I am a 26yr old male born and raised in the states. Never finished college but I am thinking of moving to Sydney to start and finish my degree. I have family there so living wont be a problem but my main question is...since I have been out of school for so long, what colleges would accept someone like me? Would I have to take any exams to see where I stand?


----------



## AllenPivot (Jan 6, 2014)

Hey all i am also want to studying in Sydney but i am confused to select the right college for my course,.Please can someone give me the right idea about this,.?
I am waiting for your response,.


----------



## Irene Sydney (Apr 10, 2014)

Hi,
did you succeed in your Student Visa application?

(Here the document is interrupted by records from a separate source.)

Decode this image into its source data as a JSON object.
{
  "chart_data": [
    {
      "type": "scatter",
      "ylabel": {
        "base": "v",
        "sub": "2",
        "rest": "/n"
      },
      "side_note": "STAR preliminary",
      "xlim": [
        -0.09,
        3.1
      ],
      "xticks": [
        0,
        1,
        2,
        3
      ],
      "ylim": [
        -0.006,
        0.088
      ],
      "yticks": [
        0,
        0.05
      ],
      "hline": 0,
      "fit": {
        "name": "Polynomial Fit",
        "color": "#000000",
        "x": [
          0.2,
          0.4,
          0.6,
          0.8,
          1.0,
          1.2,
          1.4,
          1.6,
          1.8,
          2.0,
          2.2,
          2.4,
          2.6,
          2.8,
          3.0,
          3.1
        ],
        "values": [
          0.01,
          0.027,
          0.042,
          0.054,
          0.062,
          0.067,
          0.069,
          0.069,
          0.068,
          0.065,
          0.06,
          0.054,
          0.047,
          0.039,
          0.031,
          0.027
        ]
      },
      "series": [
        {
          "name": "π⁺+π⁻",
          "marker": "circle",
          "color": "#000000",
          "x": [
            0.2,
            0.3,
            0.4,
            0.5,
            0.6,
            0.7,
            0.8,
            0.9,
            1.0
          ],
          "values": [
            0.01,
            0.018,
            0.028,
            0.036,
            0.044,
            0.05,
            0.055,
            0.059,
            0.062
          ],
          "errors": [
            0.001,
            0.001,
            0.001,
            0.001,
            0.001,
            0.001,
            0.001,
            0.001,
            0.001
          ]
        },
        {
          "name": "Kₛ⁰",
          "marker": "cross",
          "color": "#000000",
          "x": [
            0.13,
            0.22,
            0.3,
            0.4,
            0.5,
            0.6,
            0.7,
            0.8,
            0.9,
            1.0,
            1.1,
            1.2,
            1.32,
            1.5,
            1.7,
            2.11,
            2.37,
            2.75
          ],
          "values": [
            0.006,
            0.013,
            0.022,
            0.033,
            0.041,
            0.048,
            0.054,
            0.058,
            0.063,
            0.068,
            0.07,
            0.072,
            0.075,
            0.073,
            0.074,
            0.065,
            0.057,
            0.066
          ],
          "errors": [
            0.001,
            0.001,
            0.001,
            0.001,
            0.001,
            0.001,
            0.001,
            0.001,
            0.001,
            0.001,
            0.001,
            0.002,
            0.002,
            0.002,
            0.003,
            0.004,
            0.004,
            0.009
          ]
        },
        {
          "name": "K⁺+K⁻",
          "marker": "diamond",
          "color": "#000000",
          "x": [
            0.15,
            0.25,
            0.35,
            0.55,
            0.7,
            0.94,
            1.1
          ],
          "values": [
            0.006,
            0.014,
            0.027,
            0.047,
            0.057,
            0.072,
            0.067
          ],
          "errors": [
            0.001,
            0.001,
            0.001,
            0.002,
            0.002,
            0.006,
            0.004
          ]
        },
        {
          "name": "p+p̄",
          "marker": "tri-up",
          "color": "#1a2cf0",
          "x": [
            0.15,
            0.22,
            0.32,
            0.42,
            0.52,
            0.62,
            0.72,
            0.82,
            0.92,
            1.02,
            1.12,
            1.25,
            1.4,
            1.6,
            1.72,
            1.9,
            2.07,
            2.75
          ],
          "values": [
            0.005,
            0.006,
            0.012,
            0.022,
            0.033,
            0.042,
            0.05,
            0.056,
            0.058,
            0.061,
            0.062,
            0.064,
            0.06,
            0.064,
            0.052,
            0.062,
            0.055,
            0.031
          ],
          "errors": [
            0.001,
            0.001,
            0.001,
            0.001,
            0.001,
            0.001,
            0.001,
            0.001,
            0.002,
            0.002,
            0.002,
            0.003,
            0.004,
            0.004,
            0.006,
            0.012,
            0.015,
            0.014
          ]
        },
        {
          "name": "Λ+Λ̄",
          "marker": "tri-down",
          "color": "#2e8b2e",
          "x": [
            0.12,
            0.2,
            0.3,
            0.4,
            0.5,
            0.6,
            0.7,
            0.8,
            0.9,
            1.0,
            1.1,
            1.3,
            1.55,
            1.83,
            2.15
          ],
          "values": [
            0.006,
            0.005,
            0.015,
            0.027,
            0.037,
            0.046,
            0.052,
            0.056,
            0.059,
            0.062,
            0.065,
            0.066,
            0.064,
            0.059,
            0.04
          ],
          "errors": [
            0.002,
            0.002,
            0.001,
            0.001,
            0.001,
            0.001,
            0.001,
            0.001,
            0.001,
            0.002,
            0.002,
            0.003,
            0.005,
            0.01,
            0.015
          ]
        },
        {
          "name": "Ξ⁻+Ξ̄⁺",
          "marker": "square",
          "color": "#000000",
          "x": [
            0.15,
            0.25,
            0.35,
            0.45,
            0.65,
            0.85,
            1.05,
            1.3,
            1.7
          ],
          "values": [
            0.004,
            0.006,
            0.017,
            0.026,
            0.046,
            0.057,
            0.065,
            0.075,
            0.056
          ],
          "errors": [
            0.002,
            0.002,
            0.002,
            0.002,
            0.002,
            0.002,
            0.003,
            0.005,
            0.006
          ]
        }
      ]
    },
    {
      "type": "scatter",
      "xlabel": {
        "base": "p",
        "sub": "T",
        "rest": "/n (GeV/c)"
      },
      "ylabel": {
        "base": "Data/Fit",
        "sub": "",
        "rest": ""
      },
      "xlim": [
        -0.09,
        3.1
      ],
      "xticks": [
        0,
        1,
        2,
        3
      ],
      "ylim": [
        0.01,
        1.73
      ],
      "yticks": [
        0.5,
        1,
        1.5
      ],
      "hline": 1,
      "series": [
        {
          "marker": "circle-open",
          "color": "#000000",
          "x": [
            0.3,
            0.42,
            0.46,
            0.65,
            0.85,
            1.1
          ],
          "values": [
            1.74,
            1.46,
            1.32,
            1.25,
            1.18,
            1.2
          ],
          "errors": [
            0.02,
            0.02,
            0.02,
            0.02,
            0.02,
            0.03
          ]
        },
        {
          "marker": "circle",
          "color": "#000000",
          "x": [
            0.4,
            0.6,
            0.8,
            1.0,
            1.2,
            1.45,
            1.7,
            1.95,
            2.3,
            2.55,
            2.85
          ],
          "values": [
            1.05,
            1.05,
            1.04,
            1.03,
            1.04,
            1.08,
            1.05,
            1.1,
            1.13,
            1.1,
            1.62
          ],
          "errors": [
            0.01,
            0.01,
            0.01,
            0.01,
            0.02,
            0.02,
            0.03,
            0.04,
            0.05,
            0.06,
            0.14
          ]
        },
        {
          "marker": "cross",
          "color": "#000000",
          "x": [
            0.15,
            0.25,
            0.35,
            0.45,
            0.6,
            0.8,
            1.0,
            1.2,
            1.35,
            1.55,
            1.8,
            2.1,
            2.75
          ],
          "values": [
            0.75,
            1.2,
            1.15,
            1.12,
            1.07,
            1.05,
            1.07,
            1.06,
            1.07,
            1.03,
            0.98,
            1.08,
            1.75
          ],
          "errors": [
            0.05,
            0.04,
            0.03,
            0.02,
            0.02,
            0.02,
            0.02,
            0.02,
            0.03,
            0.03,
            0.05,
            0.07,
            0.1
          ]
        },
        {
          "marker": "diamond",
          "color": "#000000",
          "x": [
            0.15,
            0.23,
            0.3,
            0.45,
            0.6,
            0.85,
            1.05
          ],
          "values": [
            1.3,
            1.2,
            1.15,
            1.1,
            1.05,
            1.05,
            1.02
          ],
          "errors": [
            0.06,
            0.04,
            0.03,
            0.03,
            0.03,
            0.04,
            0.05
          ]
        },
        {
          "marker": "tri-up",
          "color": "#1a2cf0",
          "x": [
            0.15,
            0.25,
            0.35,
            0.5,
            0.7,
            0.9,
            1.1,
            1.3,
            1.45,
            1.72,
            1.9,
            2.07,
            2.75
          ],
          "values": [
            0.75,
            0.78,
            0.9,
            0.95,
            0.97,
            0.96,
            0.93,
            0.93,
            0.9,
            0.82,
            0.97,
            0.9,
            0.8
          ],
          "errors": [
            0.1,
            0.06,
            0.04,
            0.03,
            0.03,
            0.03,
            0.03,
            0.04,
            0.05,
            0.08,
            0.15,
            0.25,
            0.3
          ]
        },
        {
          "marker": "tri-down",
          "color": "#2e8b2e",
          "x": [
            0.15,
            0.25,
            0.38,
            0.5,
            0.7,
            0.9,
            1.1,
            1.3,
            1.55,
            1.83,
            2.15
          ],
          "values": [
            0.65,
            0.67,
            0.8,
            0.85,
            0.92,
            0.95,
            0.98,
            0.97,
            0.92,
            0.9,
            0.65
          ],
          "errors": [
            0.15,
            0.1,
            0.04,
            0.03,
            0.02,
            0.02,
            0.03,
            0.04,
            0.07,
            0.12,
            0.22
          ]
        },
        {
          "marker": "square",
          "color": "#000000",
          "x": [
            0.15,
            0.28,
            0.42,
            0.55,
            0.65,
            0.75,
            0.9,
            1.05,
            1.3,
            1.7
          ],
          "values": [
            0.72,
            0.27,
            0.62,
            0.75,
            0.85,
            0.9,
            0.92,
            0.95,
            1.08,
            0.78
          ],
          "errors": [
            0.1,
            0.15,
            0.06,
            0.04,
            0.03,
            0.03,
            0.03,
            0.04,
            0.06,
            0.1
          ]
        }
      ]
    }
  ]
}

If you need some help please write me!

Have a nice day,
Irene


----------



## Liberty (Apr 25, 2014)

*still looking?*

Is the OP still looking for a response - the thread was originally started on Jan 2014.

MN


----------



## Eric Bosloor (Jul 15, 2014)

I think more Universities and colleges in Sydney have a pretty robust response system via email - Hooray for technology! I hope that the OP managed to get some replies from them. I do know that for degrees which are taken after a few years hiatus will actually look at your work qualifications to see if they will count as criteria for certain courses. PUll out your old records from storage and try anyway! Good luck.


----------



## Fazeel (Sep 23, 2014)

I am from Pakistan want to apply for master degree in a college of sydeny. How sydeny is best as compare to perth keeping in view of partime job.


----------